Cette magistrate a rendu compte des plaidoiries dans le délibéré de la cour, composée de :
Madame Marie-Bénédicte JACQUET, conseillère faisant fonction de présidente,
Madame Charlotte MASQUART, conseillère,
Madame Julie MOUTY-TARDIEU, conseillère,
Greffière, lors des débats : Madame Stéphanie HEMERY,
Greffière, lors du prononcé: Madame Juliette DUPONT,
EXPOSÉ DU LITIGE
Le 21 septembre 2016, M. [W] [O], exerçant en qualité de conducteur de machine - agent de fabrication produit béton au sein de la société [5] (la société), a déclaré à la caisse primaire d'assurance maladie du Maine-et-Loire (la caisse) une maladie professionnelle, sur la base d'un certificat médical initial établi le 26 août 2016, faisant état de 'épaule droite 57A-épaule gauche 57A- ci-joint CR IRM des 2 épaules', que la caisse a prise en charge au titre du tableau n° 57 des maladies professionnelles, rupture partielle ou transfixiante de la coiffe des rotateurs de l'épaule gauche objectivée par IRM.

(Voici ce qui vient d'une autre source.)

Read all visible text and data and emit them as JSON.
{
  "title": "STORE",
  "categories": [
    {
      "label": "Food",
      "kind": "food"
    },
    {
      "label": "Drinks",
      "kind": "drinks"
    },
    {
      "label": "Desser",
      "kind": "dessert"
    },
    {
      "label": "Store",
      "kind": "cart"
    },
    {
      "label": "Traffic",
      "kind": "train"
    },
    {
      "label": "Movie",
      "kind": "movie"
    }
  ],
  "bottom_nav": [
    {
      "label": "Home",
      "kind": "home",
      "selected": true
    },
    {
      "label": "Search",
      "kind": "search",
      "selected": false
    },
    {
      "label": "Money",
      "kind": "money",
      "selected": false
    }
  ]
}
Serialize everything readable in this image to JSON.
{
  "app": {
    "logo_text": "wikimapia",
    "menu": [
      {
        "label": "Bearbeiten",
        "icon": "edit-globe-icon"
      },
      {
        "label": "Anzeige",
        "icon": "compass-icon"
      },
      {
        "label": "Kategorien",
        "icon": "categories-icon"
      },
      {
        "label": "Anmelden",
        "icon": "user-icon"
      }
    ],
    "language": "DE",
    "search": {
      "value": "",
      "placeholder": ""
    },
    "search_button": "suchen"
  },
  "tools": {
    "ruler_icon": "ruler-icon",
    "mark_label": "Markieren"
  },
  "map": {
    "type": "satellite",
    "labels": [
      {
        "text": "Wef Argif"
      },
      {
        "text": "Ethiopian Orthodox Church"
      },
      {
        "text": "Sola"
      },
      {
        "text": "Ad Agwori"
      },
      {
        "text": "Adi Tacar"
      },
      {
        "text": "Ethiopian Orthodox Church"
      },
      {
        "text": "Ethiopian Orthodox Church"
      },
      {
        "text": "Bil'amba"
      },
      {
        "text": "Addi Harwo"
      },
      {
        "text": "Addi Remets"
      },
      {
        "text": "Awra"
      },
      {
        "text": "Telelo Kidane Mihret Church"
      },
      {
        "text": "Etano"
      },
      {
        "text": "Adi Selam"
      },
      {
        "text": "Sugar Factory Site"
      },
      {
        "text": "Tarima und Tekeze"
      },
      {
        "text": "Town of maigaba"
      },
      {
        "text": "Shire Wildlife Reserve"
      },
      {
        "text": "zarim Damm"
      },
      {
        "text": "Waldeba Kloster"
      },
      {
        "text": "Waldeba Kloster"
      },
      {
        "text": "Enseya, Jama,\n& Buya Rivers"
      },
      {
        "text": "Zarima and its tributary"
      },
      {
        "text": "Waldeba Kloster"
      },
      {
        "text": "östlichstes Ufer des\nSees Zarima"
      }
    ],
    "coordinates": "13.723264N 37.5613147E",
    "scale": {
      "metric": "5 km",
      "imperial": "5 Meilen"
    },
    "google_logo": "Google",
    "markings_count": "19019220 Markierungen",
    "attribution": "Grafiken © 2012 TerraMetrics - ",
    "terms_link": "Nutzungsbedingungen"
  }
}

L'état de santé de la victime a été déclaré consolidé le 23 novembre 2018 et un taux d'incapacité permanente partielle de 14 % lui a été attribué.
Contestant le taux d'incapacité permanente partielle attribué, la société a saisi la commission médicale de recours amiable qui a ramené le taux d'incapacité à 10 %, dans sa séance du 23 juillet 2019.
Contestant cette décision, la société a alors saisi le pôle social du tribunal de grande instance de Nanterre, devenu le tribunal judiciaire de Nanterre, qui, par ordonnance du 4 novembre 2020, a ordonné une expertise afin d'évaluer le taux d'incapacité permanente partielle.
Le docteur [C] a déposé son rapport le 20 décembre 2020, aux termes duquel il a évalué le taux d'incapacité permanente partielle de la victime à 10 %.
Par jugement du 17 février 2022, le tribunal judiciaire de Nanterre a ordonné une nouvelle expertise confiée au docteur [U], expertise qui n'a pas été réalisée pour une raison inconnue.
Par jugement du 11 février 2023, le tribunal judiciaire de Nanterre a :
- déclaré recevable le recours formé par la société et l'a reçu ;
- fixé à 8 % le taux d'incapacité permanente partielle présenté par M. [O] des suites de la maladie professionnelle déclarée le 21 septembre 2016 ;
- condamné la caisse aux dépens.
Par déclaration reçue le 1er mars 2023, la caisse a interjeté appel.
L'affaire a été plaidée à l'audience du 30 janvier 2025.
Par conclusions écrites, déposées et soutenues à l'audience, auxquelles il est renvoyé pour l'exposé des moyens, conformément à l'article 455 du code de procédure civile, la caisse demande à la cour :
- d'infirmer le jugement rendu par le pôle social du tribunal judiciaire de Nanterre le 11 février 2023 ;
- en conséquence, de confirmer le taux de 10 % fixé par la commission médicale de recours amiable.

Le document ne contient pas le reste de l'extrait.